Cholesterol the Good and Bad
Cholesterol is one of those, gotta have it, but don’t want to have too much, or the wrong kind, of nutrients. Cholesterol is absolutely necessary for the formation of hormones and essential for many other basic cell functions, including cell repair. It is estimated that American’s daily dietary cholesterol intake is about 300-500 mg, and the oxidized version (will touch on this later) could account for up to 10 percent of this. American Heart Association recommends no more than 300mg cholesterol from dietary sources, and also reminds us that the body, particularly the liver, produces its own cholesterol.
Cholesterol from eggs, pasture raised, grass-fed meats, and dairy foods, when consumed within a whole foods based diet, in moderation is not harmful. The oxidized, or overcooked, oils and other products are where we can run into trouble. A study from the Chinese University in Hong Kong isolated oxidized cholesterol in foods and found that it both increases total cholesterol levels and promotes atherosclerosis; the hardening of the arteries.
Oxycholesterol, or oxidized cholesterol, is generally formed when foods of animal origin are heated and cooked at very high temperatures. When heated, cholesterol is oxidized (forming free radicals!) forming the new, dangerous union of oxygen and cholesterol. It is a well-known fact that high cholesterol indicates a major health risk; The World Health Organization estimates that approximately 20 percent of all strokes and over 50 percent of all heart attacks can be linked to high cholesterol.

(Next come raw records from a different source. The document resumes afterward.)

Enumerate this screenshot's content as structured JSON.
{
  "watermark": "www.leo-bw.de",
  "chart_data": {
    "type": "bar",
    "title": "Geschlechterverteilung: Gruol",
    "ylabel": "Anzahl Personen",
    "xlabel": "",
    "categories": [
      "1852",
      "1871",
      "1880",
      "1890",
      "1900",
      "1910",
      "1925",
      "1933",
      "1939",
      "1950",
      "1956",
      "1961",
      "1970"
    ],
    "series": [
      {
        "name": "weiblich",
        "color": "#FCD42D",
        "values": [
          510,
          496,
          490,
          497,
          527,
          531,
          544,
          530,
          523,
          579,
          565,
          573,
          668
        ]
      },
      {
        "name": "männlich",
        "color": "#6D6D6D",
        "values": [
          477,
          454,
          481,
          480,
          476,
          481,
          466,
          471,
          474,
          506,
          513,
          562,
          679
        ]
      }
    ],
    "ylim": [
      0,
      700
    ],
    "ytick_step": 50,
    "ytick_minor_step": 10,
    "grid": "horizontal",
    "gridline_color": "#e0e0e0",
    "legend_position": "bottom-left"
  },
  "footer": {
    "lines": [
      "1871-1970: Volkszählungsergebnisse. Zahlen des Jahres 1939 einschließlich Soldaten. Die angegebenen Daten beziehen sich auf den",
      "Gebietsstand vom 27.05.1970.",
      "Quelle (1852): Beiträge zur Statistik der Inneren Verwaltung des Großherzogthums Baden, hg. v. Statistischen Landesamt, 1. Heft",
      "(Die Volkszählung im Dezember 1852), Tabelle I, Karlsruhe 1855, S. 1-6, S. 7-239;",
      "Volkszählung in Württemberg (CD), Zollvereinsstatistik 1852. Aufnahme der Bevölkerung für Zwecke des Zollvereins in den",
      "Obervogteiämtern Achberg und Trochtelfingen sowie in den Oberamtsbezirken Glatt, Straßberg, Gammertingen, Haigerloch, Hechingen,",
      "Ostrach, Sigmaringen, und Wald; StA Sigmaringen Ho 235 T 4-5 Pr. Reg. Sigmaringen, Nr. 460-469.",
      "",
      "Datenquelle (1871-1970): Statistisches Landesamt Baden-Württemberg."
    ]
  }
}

There has been little research comparing oxidized cholesterol with non-oxidized cholesterol. The Chinese study involved feeding hamsters either a diet high in oxycholesterol or non-oxidized cholesterol; those in the former displayed total blood cholesterol increases of up to 22 percent versus the non-oxidized eaters. As well as a significant increase in blood cholesterol; the oxy-eaters also demonstrated a greater deposition of cholesterol in the lining of their arteries - possibly due to the damaging free radicals formed from oxidized cholesterol – and the cholesterol coming in to repair the damage.
For those watching their cholesterol, choosing meals can be a challenge. Here are some tips to keep you on track and your cholesterol levels health.
Stay away from items that list “partially hydrogenated” oil on the label. Reading all food labels is essential, even if the nutrition facts states 0 trans fats.
Use fresh garlic when cooking.
Garlic has been shown to help lower cholesterol levels.
Brew some green tea.
The antioxidants in green tea help lower cholesterol and prevent the oxidation of LDL cholesterol.
Stock up on soluble fiber.
Fiber, specifically soluble fiber helps lower cholesterol by binding with it in the digestive tract and helping it pass through the body. Choose beans and lentils, apples, oats, barley, carrots and freshly ground flaxseed.
Snack on almonds.
Studies have demonstrated almonds ability to lower LDL cholesterol as well as blood sugar levels – yes a 1-2 punch.